My point is, you said you couldn't care less about the fan. So why don't you respond in that manner? Not flippantly but graciously leaving it up to him.
Why have this struggle if you really don't care?
Scared, I was trying to get off of the details again. I DO care about the fan. I'm spending one heck of a lot of time and money on this deck for H to stick some obnoxious fan on it. When I said I didn't care, I was speaking to KD about the point I was trying to make, that it didn't have anything to do with the fan or about what process H has to go through to figure out his idea won't work. What you're suggesting, I do. All. The. Time. There are many times that I do exactly what you're suggesting when I only mildly care about something, because I care more about avoiding the exchange with H than getting some thing I only sort of care about besides. Where to eat, what to eat, when to eat, what movie to rent, how many movies to rent, what he wears, what time his kids come over, what to do with them when they come over, should we give them gifts, what to get them for gifts, how much to spend on the gifts, when to give them gifts, which car to take, whether now is a good time to fill the gas tank, which gas station to go to, what kind of gas to put in, should we bring the dog, should we bring s, should we stop and get milk, what are we doing tomorrow, what are we doing this weekend, what are we doing for vacation, what are we doing for Christmas, etc. In fact, I've started saying, "Whatever you want, dear" so much, H is getting aggravated by it.
In fact, the ONLY time I offer an opinion anymore is when I really care or have a personal vested interest.
Now, can you answer my question? What do you suggest I do when I DO care about something.
Originally Posted By: Accuray
If you make your opinions or desires known, in whatever way that happens, H will either refute your views on the spot, or disregard them later.

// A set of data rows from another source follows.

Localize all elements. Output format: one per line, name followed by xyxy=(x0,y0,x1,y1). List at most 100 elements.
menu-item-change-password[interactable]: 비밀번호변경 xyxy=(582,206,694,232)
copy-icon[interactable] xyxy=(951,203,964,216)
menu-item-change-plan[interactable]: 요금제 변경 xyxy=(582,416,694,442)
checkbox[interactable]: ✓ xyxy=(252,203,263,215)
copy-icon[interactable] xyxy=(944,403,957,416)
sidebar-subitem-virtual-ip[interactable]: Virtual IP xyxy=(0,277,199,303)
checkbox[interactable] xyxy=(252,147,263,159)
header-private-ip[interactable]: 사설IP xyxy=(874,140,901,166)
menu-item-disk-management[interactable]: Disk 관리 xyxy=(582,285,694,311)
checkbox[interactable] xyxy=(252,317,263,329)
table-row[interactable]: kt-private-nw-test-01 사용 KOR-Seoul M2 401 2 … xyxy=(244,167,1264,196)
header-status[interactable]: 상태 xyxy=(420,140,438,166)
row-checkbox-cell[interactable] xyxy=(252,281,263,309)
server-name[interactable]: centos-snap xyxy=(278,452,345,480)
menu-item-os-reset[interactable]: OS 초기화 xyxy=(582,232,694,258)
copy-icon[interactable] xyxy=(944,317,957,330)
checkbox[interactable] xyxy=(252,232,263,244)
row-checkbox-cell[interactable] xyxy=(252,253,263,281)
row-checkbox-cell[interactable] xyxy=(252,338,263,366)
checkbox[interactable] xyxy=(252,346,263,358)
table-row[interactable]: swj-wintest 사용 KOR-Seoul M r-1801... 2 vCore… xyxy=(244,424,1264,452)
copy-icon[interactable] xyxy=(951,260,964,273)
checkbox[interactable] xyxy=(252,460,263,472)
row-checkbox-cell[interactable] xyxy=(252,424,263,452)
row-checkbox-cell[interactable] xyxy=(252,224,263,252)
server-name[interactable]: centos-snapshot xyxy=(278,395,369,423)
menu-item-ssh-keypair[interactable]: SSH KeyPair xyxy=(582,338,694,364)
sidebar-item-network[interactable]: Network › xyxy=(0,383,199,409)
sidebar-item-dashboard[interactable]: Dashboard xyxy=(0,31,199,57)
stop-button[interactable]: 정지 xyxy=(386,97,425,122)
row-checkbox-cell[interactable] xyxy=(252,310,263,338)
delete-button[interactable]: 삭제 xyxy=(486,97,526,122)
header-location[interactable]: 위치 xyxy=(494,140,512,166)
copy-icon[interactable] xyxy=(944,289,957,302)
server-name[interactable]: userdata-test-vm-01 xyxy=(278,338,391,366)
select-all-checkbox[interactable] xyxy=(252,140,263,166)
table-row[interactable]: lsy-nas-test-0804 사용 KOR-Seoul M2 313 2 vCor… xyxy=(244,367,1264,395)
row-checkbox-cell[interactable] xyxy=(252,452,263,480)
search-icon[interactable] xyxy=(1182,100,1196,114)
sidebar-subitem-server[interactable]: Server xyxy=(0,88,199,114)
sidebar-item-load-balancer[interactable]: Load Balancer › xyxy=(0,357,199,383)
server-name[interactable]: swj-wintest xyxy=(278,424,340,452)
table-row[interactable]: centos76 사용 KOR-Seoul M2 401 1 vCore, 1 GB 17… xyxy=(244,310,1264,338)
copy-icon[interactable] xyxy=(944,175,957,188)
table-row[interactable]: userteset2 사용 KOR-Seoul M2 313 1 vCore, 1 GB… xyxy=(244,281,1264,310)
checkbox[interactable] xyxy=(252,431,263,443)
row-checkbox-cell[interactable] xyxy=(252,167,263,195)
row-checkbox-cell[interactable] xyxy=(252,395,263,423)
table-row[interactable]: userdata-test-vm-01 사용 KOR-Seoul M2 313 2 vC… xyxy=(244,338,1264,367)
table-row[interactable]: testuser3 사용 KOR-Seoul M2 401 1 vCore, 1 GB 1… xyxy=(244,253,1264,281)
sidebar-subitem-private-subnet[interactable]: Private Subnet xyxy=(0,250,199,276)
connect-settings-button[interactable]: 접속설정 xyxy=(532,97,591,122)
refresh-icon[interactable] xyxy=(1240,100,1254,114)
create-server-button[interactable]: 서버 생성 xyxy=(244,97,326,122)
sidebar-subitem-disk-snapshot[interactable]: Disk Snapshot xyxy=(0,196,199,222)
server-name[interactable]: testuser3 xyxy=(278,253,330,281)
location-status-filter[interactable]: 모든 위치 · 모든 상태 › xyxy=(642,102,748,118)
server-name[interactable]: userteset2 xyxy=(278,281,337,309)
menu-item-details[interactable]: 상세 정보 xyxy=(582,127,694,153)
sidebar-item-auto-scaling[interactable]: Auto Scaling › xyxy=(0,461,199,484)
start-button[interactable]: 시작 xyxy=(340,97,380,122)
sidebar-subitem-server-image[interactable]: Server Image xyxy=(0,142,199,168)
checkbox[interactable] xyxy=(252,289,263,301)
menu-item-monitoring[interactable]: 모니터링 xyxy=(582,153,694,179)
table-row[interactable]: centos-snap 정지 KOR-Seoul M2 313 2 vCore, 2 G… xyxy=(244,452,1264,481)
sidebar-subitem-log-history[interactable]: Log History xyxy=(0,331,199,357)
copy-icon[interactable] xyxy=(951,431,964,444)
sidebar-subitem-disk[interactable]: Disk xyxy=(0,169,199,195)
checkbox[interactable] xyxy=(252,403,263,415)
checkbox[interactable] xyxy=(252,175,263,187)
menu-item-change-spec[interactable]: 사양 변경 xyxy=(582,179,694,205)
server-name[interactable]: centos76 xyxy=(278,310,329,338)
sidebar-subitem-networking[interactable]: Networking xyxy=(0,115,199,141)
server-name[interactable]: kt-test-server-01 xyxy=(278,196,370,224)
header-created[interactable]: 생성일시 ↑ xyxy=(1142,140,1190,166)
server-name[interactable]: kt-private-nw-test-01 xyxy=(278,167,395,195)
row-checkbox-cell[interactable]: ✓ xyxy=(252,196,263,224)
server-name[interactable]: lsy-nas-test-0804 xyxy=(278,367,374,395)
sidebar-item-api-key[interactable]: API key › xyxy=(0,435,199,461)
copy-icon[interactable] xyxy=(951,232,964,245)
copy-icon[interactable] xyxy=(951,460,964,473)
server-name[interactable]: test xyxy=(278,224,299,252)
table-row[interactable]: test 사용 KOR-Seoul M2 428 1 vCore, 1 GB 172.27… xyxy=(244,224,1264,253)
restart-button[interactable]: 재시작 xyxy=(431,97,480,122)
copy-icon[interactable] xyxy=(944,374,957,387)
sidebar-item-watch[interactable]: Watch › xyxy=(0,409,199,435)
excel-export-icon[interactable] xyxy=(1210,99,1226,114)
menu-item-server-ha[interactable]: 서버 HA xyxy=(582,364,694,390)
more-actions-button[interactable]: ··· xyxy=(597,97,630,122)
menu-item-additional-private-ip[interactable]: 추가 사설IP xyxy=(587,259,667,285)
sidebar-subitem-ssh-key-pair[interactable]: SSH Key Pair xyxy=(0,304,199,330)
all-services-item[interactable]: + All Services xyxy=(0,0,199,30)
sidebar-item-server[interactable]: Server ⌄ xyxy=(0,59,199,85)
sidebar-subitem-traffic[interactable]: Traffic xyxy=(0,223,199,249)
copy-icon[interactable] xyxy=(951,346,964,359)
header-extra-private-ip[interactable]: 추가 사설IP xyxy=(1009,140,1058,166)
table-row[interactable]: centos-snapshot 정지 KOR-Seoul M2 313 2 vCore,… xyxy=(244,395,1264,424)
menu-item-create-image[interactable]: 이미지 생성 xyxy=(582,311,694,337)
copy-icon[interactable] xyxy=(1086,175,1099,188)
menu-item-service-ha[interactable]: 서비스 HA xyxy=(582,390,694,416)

In short, whatever you say or request just doesn't seem to matter to H in the details, and that makes you feel disrespected and disregarded.
Yes.
Originally Posted By: Accuray
It does seem to me like there are a ton of things about H that bother you, but that if you felt respected and listened to, I would bet many of them would become non-issues
Or better said, the fact that he doesn't respect and listen to me are the only problems, and all the other things are just manifestations of that.
Originally Posted By: Accuray
WRT the fan example, here's a suggestion -- you got into an argument about technical details. What would happen if you said "I don't like that fan, there's just something about it I don't like." How is he going to argue with that? You're not telling him *what* you don't like, only that you don't like it. Then, look at the fans yourself, and suggest some alternatives, and let him select from your choices.
If he keeps pushing you about *why* you don't like it, just say "I don't know, why does it matter? You can't convince me that I DO like it, I just don't"
What would happen in a scenario like that, where you didn't give him any details to argue about, and engaged in suggesting alternatives?
I used to do that. That's why I developed the approach of telling why I don't like something, because my opinion held no validity whatsoever. My opinion can be argued against and disqualified. Facts are external to me have and some inherent value.
Quote:
I was interested as well that you referenced a parallel to my sitch. I've been thinking about that for two days -- what do you think the parallel is?
Accuray, I believe your reference is to: "he's got a great attitude, a very positive and empathetic approach to his W's shortcomings. But...." I meant that although you're interacting in a very positive way, doing everything that you can regarding understanding and accommodating your W's shortcomings, I think you're not happy. I know you want more. I'm not sure that you're sure it's enough, long term.